Coupling of Protein Synthesis with Cell Division

蛋白质合成与细胞分裂的耦合

• 批准号: 9290853
• 负责人: Rodolfo Aramayo
• 金额: $ 34.55万
• 依托单位: TEXAS A&M AGRILIFE RESEARCH
• 依托单位国家: 美国
• 财政年份: 2017
• 资助国家: 美国
• 起止时间: 2017-05-26 至 2021-03-31
• 项目状态: 已结题
• 来源: https://reporter.nih.gov/project-details/9290853
• 关键词: Affect; Aging; Biochemical; Biological Assay; Biological Models; Cell Aging; Cell Count; Cell Cycle; Cell Cycle Progression; Cell Proliferation; Cell Size; Cell division; Cell physiology; Cells; Cellular Membrane; Chromosome Segregation; Coupling; Data; Disease; Dreams; Elements; Enzymes; Genetic; Glucose; Goals; Growth; Homeostasis; Intervention; Knowledge; Lead; Light; Link; Lipids; Longevity; Mass Spectrum Analysis; Measures; Messenger RNA; Methodology; Mission; Mitosis; Molecular; Mutation; Nuclear Envelope; Nutrient; Periodicity; Phenotype; Physiological; Play; Population; Process; Production; Proliferating; Property; Protein Biosynthesis; Proteins; Public Health; Reporting; Ribosomal Proteins; Ribosomes; Role; Saccharomycetales; Series; Testing; Time; Transcript; Translating; Translation Process; Translations; United States National Institutes of Health; Yeasts; cell growth; dietary restriction; experimental study; gene therapy; grasp; lipid biosynthesis; mutant; novel therapeutic intervention; paralogous gene; ribosome profiling; spindle pole body

Protein synthesis governs if, how fast, and how many times cells divide. Yet how protein synthesis is linked molecularly with cell division is unknown. We use budding yeast as a model system to answer this problem. Because yeast has unique properties, suited for genetic and biochemical experiments.
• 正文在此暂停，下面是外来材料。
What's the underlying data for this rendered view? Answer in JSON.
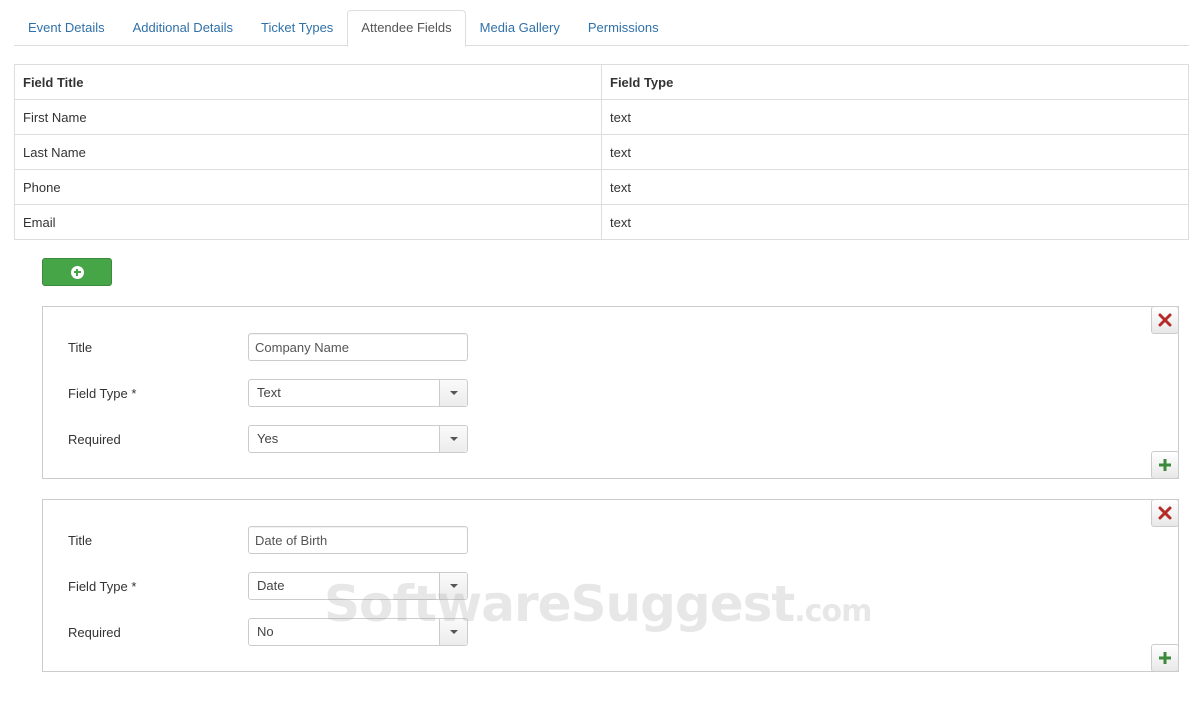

New methodologies can identify transcripts that engage with the protein synthesis machinery, the ribosomes, in the process of translation. For the first time in the field, we applied this ribosome profiling methodology in synchronously dividing cells that maintained the physiological coupling of protein synthesis with their division. In this collaborative proposal, we will leverage these findings to tackle the long-standing problem of protein synthesis requirements for cell divisions. In Aim 1, we will determine how translational control of lipogenic enzymes regulates the remodeling of cellular membranes during cell division. Furthermore, we will determine how protein synthesis adjusts the production of proteins that trigger duplication of the spindle pole body, an essential part of the machinery of chromosome segregation. We will also identify translationally regulated mRNAs under dietary restriction, which changes the size of cells and increases the number of times cells divide before they die. In Aim 2, we will extend ribosome profiling to settings of specific ribosomal protein mutants that delay cell division and increase lifespan. These genetic interventions will enable us to identify mRNA targets of translational control that underpin cell division and replicative longevity when protein synthesis is limited. Knowing how translational control affects the timing and number of cell divisions will reveal fundamental links between cell growth, protein synthesis, cell division and aging, enabling novel therapeutic interventions in proliferative diseases.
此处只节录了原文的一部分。